The town's Zoning Board of Appeals held a public hearing Monday to consider the appeal of Dennis Rak, the owner of Double A Vineyards Inc., located at 10277 Christy Road. Mark Ferrara of the Cazenovia Equipment Company (which sells, services and supports renewable energy projects) was on hand, as well, and represented Rak. The appeal was approved unanimously by the board.
"Basically, what this is is to install a 50-kilowatt, small wind turbine to generate electricity for the farm," Rak said. "We have our residence there with some offices in it, plus our storage building ... which has several compressors we use to have cold storage in there. We use a significant amount of electricity between those locations and we're looking at ways to help minimize our electricity costs over time."
OBSERVER Photo by Greg Fox
Dennis Rak (right), owner of Double A Vineyards Inc., and Mark Ferrara of the Cazenovia Equipment Company answer questions from the Pomfret Zoning Board of Appeals during a public hearing on Monday to consider a wind turbine on Rak’s property.
The public hearing was necessary in allowing for the turbine because the tower is expected to be about 136 feet tall and the blade height will be about 172 feet. Under Pomfret's Wind Energy Facilities Law, the maximum allowed for the tower is 120 feet while the maximum allowed for the blade is 150 feet.
Before the public hearing, the board looked into the height of a communications tower that is close to the area where the turbine will be constructed, according to Chairman Samuel Allesi. Board member Raymond Lewandowski said DFT Communications told him that tower is 190 feet tall.

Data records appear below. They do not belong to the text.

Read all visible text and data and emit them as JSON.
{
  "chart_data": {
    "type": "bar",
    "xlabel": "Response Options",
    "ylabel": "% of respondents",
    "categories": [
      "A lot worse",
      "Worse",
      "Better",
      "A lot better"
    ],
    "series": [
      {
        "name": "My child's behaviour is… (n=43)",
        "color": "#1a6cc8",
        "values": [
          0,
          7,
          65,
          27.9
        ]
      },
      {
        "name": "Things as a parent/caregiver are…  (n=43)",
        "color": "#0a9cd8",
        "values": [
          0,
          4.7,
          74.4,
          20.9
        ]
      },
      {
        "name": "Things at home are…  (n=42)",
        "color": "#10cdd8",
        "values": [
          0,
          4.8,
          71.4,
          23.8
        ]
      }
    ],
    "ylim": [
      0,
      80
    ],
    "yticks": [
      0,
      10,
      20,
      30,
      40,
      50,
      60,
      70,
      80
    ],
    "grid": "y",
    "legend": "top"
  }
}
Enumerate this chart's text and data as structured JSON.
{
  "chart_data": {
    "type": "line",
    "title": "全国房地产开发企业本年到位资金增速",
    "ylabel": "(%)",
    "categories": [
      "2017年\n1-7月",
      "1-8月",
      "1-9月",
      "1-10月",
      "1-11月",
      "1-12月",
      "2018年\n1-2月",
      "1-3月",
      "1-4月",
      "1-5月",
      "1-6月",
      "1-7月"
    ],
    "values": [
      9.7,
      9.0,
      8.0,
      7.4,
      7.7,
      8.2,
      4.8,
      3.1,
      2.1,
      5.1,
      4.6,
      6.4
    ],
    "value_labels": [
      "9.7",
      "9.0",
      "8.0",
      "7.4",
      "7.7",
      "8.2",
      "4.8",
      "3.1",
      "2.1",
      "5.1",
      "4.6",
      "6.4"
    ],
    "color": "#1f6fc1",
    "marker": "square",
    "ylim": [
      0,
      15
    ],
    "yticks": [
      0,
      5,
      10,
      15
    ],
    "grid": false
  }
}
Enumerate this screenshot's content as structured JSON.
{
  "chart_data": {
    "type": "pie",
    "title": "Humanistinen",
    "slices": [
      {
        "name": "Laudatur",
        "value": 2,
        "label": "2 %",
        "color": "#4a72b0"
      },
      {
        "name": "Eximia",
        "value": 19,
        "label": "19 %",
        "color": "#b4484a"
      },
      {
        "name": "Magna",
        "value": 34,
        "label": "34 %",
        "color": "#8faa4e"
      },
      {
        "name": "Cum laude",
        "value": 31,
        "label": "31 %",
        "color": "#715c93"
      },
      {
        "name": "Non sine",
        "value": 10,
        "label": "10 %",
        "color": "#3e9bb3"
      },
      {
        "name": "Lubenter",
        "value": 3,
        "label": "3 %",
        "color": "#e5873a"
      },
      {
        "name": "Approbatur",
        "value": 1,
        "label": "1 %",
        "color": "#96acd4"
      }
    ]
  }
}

Rak said there will be a 20-year lease on the wind turbine through an agreement between Cazenovia Equipment and United Wind. The turbine will be located in the middle of some grape vineyards on the land and it will take the place of a tree there.
"It's a very quiet turbine and it was designed with knowing it's going to have to be close to houses and farms," Ferrara said. "It's for powering a facility, and so it was designed to not be on a wind farm out in the middle of nowhere."
Ferrara said after the 20-year lease, there will be an option to buy the turbine at fair market value. He added construction on the turbine should occur early on in the summer of 2014.
Before voting on the appeal, the board filled out a New York State Environmental Quality Review Form, as required by state law, and gave a negative declaration on the project. That means the turbine is not expected to have any adverse impact on the environment.